Annina Ligniez ist Pfarrerin der westfälischen Landeskirche. Sie ist extrovertiert und mag auffällige Kleider. Doch mit dem Talar hat sie nie gefremdelt:
"Ich merkte von Beginn an, dass mir der Talar Sicherheit gibt, in die Rolle hineinzufinden und sie auch auszufüllen, Pfarrerin zu sein", sagt sie. "Das ist etwas, was man lernen muss. Man wird mit vielen Erwartungen konfrontiert."
Der Talar als treuer Begleiter
Mittlerweile hat die 46-Jährige, die eine eigene Website unter dem Titel "Talar-Art" kreiert hat, eine besondere Beziehung zu ihrem pastoralen Gewand: „Der Talar ist mein treuer Begleiter geworden, vielleicht ein bisschen wie in einer guten Ehe. Am Anfang die große Verliebtheit, und dann weiß man, dass man sich aufeinander verlassen kann."
Die Feministin Maike Schöfer macht gerade ihr Vikariat. Für sie ist es wichtig, dass sie sich auch im Pfarramt nicht zu sehr anpassen muss: „Ich trage meine Tattoos, meine Piercings. Grundsätzlich möchte ich mich nicht verbiegen für andere Menschen“, sagt sie.
Doch ihren Talar weiß sie zu schätzen: „Ich möchte gern als Christin erkannt werden, und das werde ich natürlich am Talar. Besonders im sehr atheistischen Berlin finde ich über den Talar Anknüpfungspunkte, wenn ich nach dem Gottesdienst im Talar vor der Kirche stehe.“
Kein liturgisches Gewand, sondern Amtstracht
Ein Talar ist ein weitärmeliges, knöchellanges, schwarzes Obergewand, das unter anderem von evangelischen Geistlichen getragen wird.
Thomas Klie, Professor für Praktische Theologie an der Universität Rostock, geht davon aus, dass viele Pastoren gar nicht wissen, dass sie kein liturgisches Gewand tragen, wenn sie den preußischen Talar tragen, sondern eine Amtstracht.
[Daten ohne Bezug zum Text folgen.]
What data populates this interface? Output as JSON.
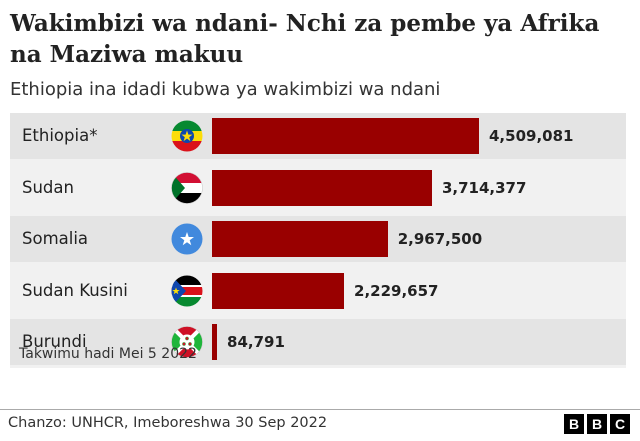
{
  "chart_data": {
    "type": "bar",
    "orientation": "horizontal",
    "title": "Wakimbizi wa ndani- Nchi za pembe ya Afrika na Maziwa makuu",
    "subtitle": "Ethiopia ina idadi kubwa ya wakimbizi wa ndani",
    "categories": [
      "Ethiopia*",
      "Sudan",
      "Somalia",
      "Sudan Kusini",
      "Burundi"
    ],
    "values": [
      4509081,
      3714377,
      2967500,
      2229657,
      84791
    ],
    "value_labels": [
      "4,509,081",
      "3,714,377",
      "2,967,500",
      "2,229,657",
      "84,791"
    ],
    "bar_color": "#990000",
    "note": "Takwimu hadi Mei 5 2022",
    "source": "Chanzo: UNHCR, Imeboreshwa 30 Sep 2022",
    "grid": false,
    "legend": "none"
  },
  "flags": [
    "ethiopia-flag-icon",
    "sudan-flag-icon",
    "somalia-flag-icon",
    "south-sudan-flag-icon",
    "burundi-flag-icon"
  ],
  "logo": {
    "letters": [
      "B",
      "B",
      "C"
    ]
  }
}
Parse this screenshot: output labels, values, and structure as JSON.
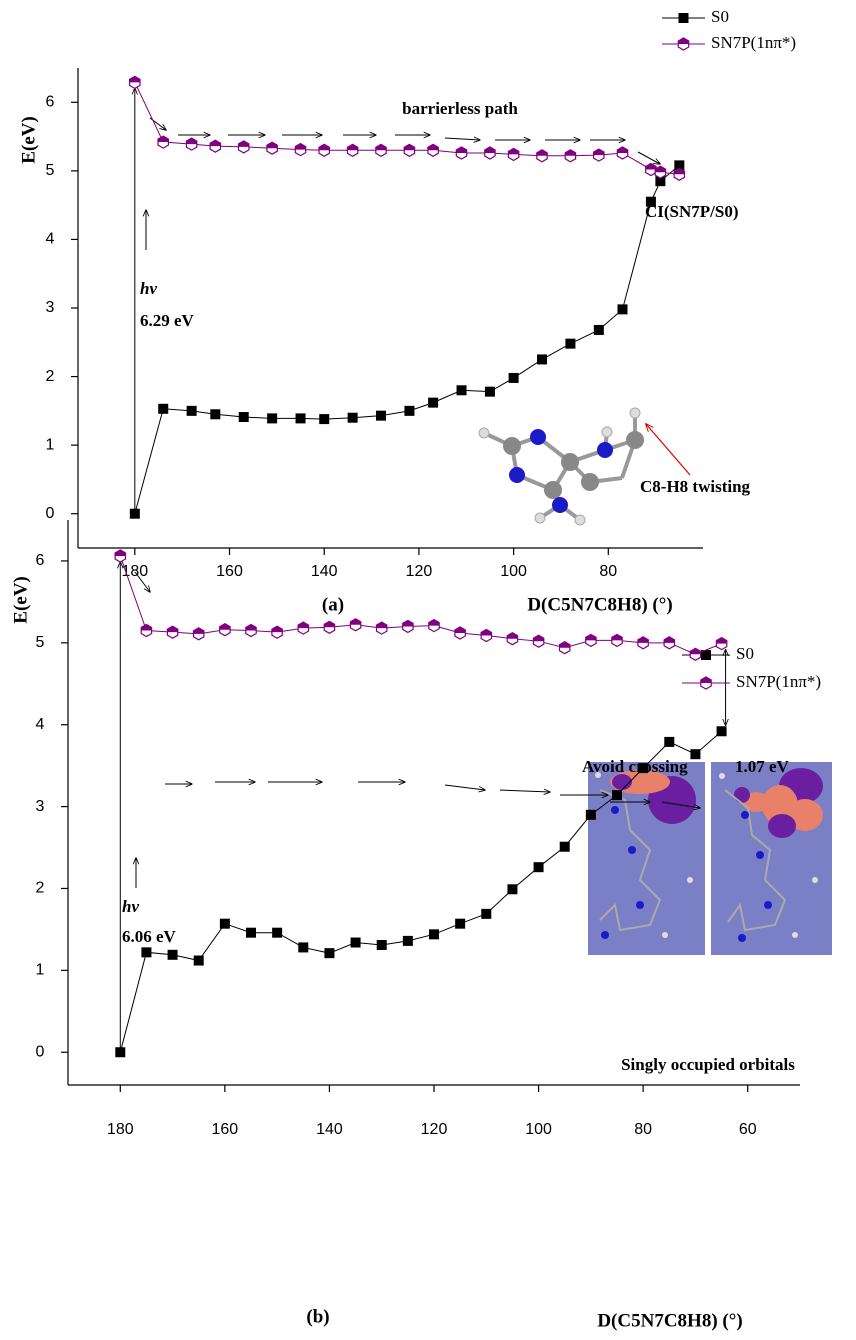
{
  "chart_data": [
    {
      "type": "line",
      "panel_label": "(a)",
      "x_label": "D(C5N7C8H8) (°)",
      "y_label": "E(eV)",
      "xlim": [
        192,
        60
      ],
      "xticks": [
        180,
        160,
        140,
        120,
        100,
        80
      ],
      "ylim": [
        -0.5,
        6.5
      ],
      "yticks": [
        0,
        1,
        2,
        3,
        4,
        5,
        6
      ],
      "legend": "top-right",
      "series": [
        {
          "name": "S0",
          "color": "#000000",
          "marker": "square",
          "x": [
            180,
            174,
            168,
            163,
            157,
            151,
            145,
            140,
            134,
            128,
            122,
            117,
            111,
            105,
            100,
            94,
            88,
            82,
            77,
            71,
            69,
            65
          ],
          "values": [
            0,
            1.53,
            1.5,
            1.45,
            1.41,
            1.39,
            1.39,
            1.38,
            1.4,
            1.43,
            1.5,
            1.62,
            1.8,
            1.78,
            1.98,
            2.25,
            2.48,
            2.68,
            2.98,
            4.55,
            4.85,
            5.08
          ]
        },
        {
          "name": "SN7P(1nπ*)",
          "color": "#800080",
          "marker": "hexagon",
          "x": [
            180,
            174,
            168,
            163,
            157,
            151,
            145,
            140,
            134,
            128,
            122,
            117,
            111,
            105,
            100,
            94,
            88,
            82,
            77,
            71,
            69,
            65
          ],
          "values": [
            6.29,
            5.42,
            5.39,
            5.36,
            5.35,
            5.33,
            5.31,
            5.3,
            5.3,
            5.3,
            5.3,
            5.3,
            5.26,
            5.26,
            5.24,
            5.22,
            5.22,
            5.23,
            5.26,
            5.02,
            4.98,
            4.95
          ]
        }
      ],
      "annotations": [
        "barrierless path",
        "hv",
        "6.29 eV",
        "CI(SN7P/S0)",
        "C8-H8 twisting"
      ]
    },
    {
      "type": "line",
      "panel_label": "(b)",
      "x_label": "D(C5N7C8H8) (°)",
      "y_label": "E(eV)",
      "xlim": [
        190,
        50
      ],
      "xticks": [
        180,
        160,
        140,
        120,
        100,
        80,
        60
      ],
      "ylim": [
        -0.4,
        6.5
      ],
      "yticks": [
        0,
        1,
        2,
        3,
        4,
        5,
        6
      ],
      "legend": "top-right",
      "series": [
        {
          "name": "S0",
          "color": "#000000",
          "marker": "square",
          "x": [
            180,
            175,
            170,
            165,
            160,
            155,
            150,
            145,
            140,
            135,
            130,
            125,
            120,
            115,
            110,
            105,
            100,
            95,
            90,
            85,
            80,
            75,
            70,
            65
          ],
          "values": [
            0,
            1.22,
            1.19,
            1.12,
            1.57,
            1.46,
            1.46,
            1.28,
            1.21,
            1.34,
            1.31,
            1.36,
            1.44,
            1.57,
            1.69,
            1.99,
            2.26,
            2.51,
            2.9,
            3.14,
            3.47,
            3.79,
            3.64,
            3.92
          ]
        },
        {
          "name": "SN7P(1nπ*)",
          "color": "#800080",
          "marker": "hexagon",
          "x": [
            180,
            175,
            170,
            165,
            160,
            155,
            150,
            145,
            140,
            135,
            130,
            125,
            120,
            115,
            110,
            105,
            100,
            95,
            90,
            85,
            80,
            75,
            70,
            65
          ],
          "values": [
            6.06,
            5.15,
            5.13,
            5.11,
            5.16,
            5.15,
            5.13,
            5.18,
            5.19,
            5.22,
            5.18,
            5.2,
            5.21,
            5.12,
            5.09,
            5.05,
            5.02,
            4.94,
            5.03,
            5.03,
            5.0,
            5.0,
            4.86,
            4.99
          ]
        }
      ],
      "annotations": [
        "Avoid crossing",
        "1.07 eV",
        "hv",
        "6.06 eV",
        "Singly occupied orbitals"
      ]
    }
  ]
}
Er berichtet, dass Friedrich Wilhelm III. als König von Preußen 1811 verfügt hat, dass „um der Gleichförmigkeit Willen“ alle evangelischen Pfarrer eine einheitliche Tracht tragen sollten: den schwarzen Talar als Amtstracht. Das galt übrigens auch für Professoren, Juristen und sogar für Rabbiner.
Luther trug eine Art Minirock
Auf Gemälden wird auch Luther des Öfteren im Talar dargestellt: eine Geschichtsklitterung, wie Thomas Klie erklärt:
„Er ist in der Schaube aufgetreten. Wenn ich das mit einem Talar vergleiche, dann ist das eine Art Minirock mit einer kurzen Hose und langen schwarzen Kniestrümpfen, die sogenannte Gelehrtenschaube. Nach allem, was wir aus den Quellen wissen, hat sich Luther im Gottesdienst umgezogen. Wenn er von der Kanzel kam und zum Abendmahl ging, ist er wahrscheinlich in die Sakristei gegangen, hat sich das weiße Chorhemd übergezogen, also ist in ein liturgisches Gewand geschlüpft und hat das Abendmahl ausgeteilt.“
Evangelische „Messen“ mit farbigen Gewändern
Heute treten fast alle evangelischen Geistlichen im Talar auf. Pastorin Alexandra Dierks bedauert das:
„Das verrät ein bestimmtes Verständnis von Gottesdienst, nämlich ein tendenziell Didaktisches. Das halte ich für einen Irrtum. Das ist verständlich aus der Reformationszeit, wo Luther meinte, man müsste den Leuten erst mal was erklären. Aber Gottesdienst ist erst mal gefeierte Gottesbegegnung und das darf sich auch in den Textilien abbilden."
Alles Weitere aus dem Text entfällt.